The winner of the Melbourne Cup currently receives about A$4.4 million in first-place prize money out of a total purse that has recently been A$8.4–10 million, depending on the year.

Quick Scoop

  • Total Melbourne Cup prize money has been in the multi‑million range for years, rising from about A$8 million in 2022 to A$8.41 million in 2023 and A$8.56 million in 2024.
  • In 2023, the winner’s share was reported as A$4.4 million, with the rest distributed to the next 11 finishers.
  • From the 2025–26 racing season, the Cup purse has been lifted to about A$10 million , with at least A$100,000 paid even to those finishing 13th–24th.

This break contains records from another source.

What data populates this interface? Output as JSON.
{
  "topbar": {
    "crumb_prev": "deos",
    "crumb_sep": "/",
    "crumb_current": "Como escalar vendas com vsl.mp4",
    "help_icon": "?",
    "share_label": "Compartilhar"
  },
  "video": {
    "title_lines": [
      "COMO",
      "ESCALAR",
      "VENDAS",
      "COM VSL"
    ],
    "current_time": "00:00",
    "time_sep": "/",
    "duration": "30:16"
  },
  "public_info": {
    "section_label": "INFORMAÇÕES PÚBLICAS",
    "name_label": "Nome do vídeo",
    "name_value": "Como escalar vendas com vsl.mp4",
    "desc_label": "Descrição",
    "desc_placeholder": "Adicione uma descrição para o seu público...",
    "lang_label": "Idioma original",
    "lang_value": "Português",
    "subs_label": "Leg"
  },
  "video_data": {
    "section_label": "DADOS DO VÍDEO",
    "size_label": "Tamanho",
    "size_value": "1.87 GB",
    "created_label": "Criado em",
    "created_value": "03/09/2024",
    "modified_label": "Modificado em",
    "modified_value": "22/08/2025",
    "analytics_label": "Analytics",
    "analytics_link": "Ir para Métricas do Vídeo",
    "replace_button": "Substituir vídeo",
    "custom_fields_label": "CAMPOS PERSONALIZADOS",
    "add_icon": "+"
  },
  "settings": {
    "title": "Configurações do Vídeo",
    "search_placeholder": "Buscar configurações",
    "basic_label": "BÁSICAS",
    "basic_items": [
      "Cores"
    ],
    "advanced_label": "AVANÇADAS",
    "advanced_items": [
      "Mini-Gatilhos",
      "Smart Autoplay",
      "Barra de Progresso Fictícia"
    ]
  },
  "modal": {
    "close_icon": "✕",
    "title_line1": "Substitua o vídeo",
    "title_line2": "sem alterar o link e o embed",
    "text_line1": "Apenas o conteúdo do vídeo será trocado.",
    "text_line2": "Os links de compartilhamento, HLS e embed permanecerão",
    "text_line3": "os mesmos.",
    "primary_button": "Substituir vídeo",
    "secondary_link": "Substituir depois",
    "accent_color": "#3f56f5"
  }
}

How the Winner’s Cut Works

  • The race has a defined distribution structure where the first 12 horses receive a scaled percentage of the total purse, and the winner’s connections (owners, trainer, jockey) take the largest slice, around half the pool in recent years.
  • On top of the cash, the winning connections also receive a solid gold Melbourne Cup trophy valued in the hundreds of thousands of dollars (around A$600,000 in recent editions), which adds to the effective value of “what the winner gets.”

Recent Changes and “Everyone Gets Paid”

  • Prize money has been restructured so that even the horses finishing in the second half of the 24‑runner field now get A$100,000 each , which is a major shift from older formats where only the top finishers were paid.
  • This change is framed as recognising the high cost of getting a horse qualified and to the starting line, and it is part of a broader push to keep the Cup among the richest and most globally attractive handicap races.

Forum / “Latest News” Angle

People on racing and betting forums often highlight how insane it is that a single two‑mile race can deliver millions to the winner and still pay six‑figure cheques to those beaten out of sight, especially now that the purse has hit A$10 million and is marketed as “everyone gets a prize.”

TL;DR

  • Winner’s cash: about A$4.4 million in recent years.
  • Total purse: A$8–10 million depending on the year, with 2025–26 set at A$10 million.
  • Even last place now gets A$100,000 , making the Cup one of the most lucrative handicap races in the world.

Information gathered from public forums or data available on the internet and portrayed here.